According to the analysis behind this rating upgrade, El Salvador now falls among countries at low risk of default. The rating agency highlighted that the improvement in the risk scale is attributed to the timely payment, along with interest, of the 2023 bond, with which Nayib Bukele’s government successfully honored its debt on January 23 of this year, one day ahead of its maturity date.
According to Fitch Ratings, “another default event no longer appears likely, but it remains a real possibility given the compromised repayment capacity.”
These positive developments in El Salvador’s credit ratings reflect the government’s efforts to strengthen its financial position and regain investor confidence. The successful execution of the pension debt swap, along with improved fiscal performance and debt management, has played a significant role in boosting the country’s creditworthiness.
The upgraded credit ratings are expected to have several benefits for El Salvador. Firstly, it will enhance the country’s access to international capital markets, allowing it to secure funding at more favorable interest rates. This, in turn, can support investments in key sectors and stimulate economic growth.

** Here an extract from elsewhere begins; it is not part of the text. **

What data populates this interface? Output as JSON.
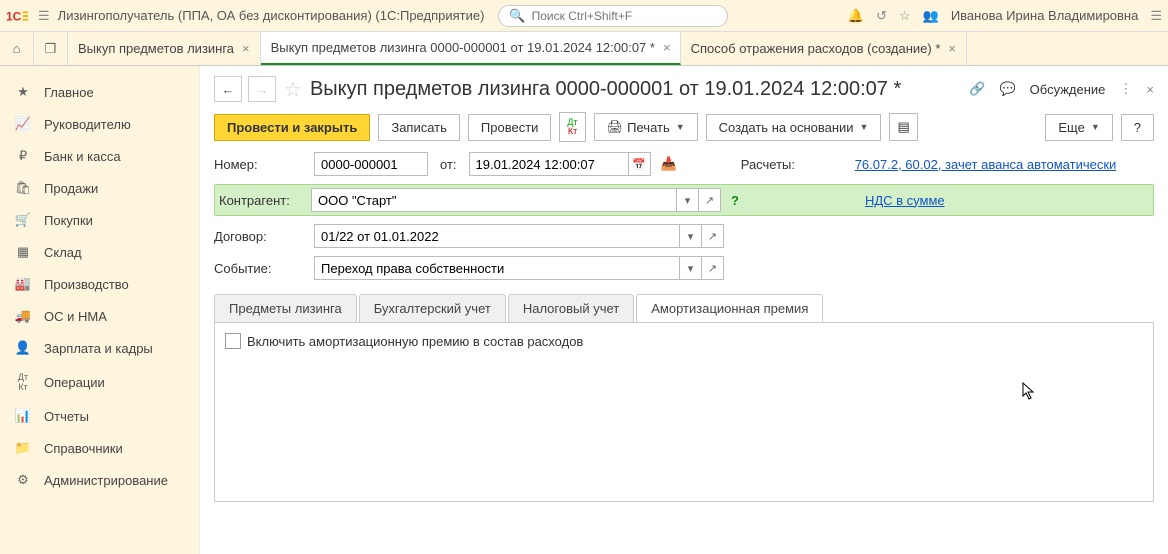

Moreover, the improved credit ratings will help attract foreign investment and promote confidence among domestic investors. A higher credit rating signals a lower risk of default, making El Salvador an attractive destination for businesses and investors seeking stable returns.
The government of El Salvador has been implementing comprehensive policies aimed at fostering economic growth and strengthening fiscal discipline. These measures include structural reforms, increased transparency, and a focus on social development programs to uplift vulnerable communities.
However, challenges remain on the path to sustained economic recovery. El Salvador must continue its efforts to diversify its economy, reduce dependency on external factors, and address structural issues to ensure long-term stability.
The positive assessment from international rating agencies and financial institutions underscores the progress made by El Salvador in its economic transformation journey. It serves as an encouragement for the government and the people to continue pursuing responsible economic policies and reforms.
With a stable outlook and improved credit ratings, El Salvador is well-positioned to navigate future economic challenges and capitalize on opportunities for growth. The government’s commitment to prudent financial management and sustainable development will be crucial in realizing the country’s full potential.
As El Salvador moves forward, it is essential to maintain the momentum of positive reforms, foster an enabling business environment, and prioritize investments in infrastructure, education, and innovation. By doing so, the country can create a resilient economy that benefits all its citizens and contributes to regional prosperity.
The recent credit rating upgrades are a testament to El Salvador’s determination to overcome adversity and build a stronger and more prosperous future. As the nation continues on its path of economic recovery, the world will be watching its progress with anticipation, recognizing the potential for sustained growth and stability in this dynamic Central American nation.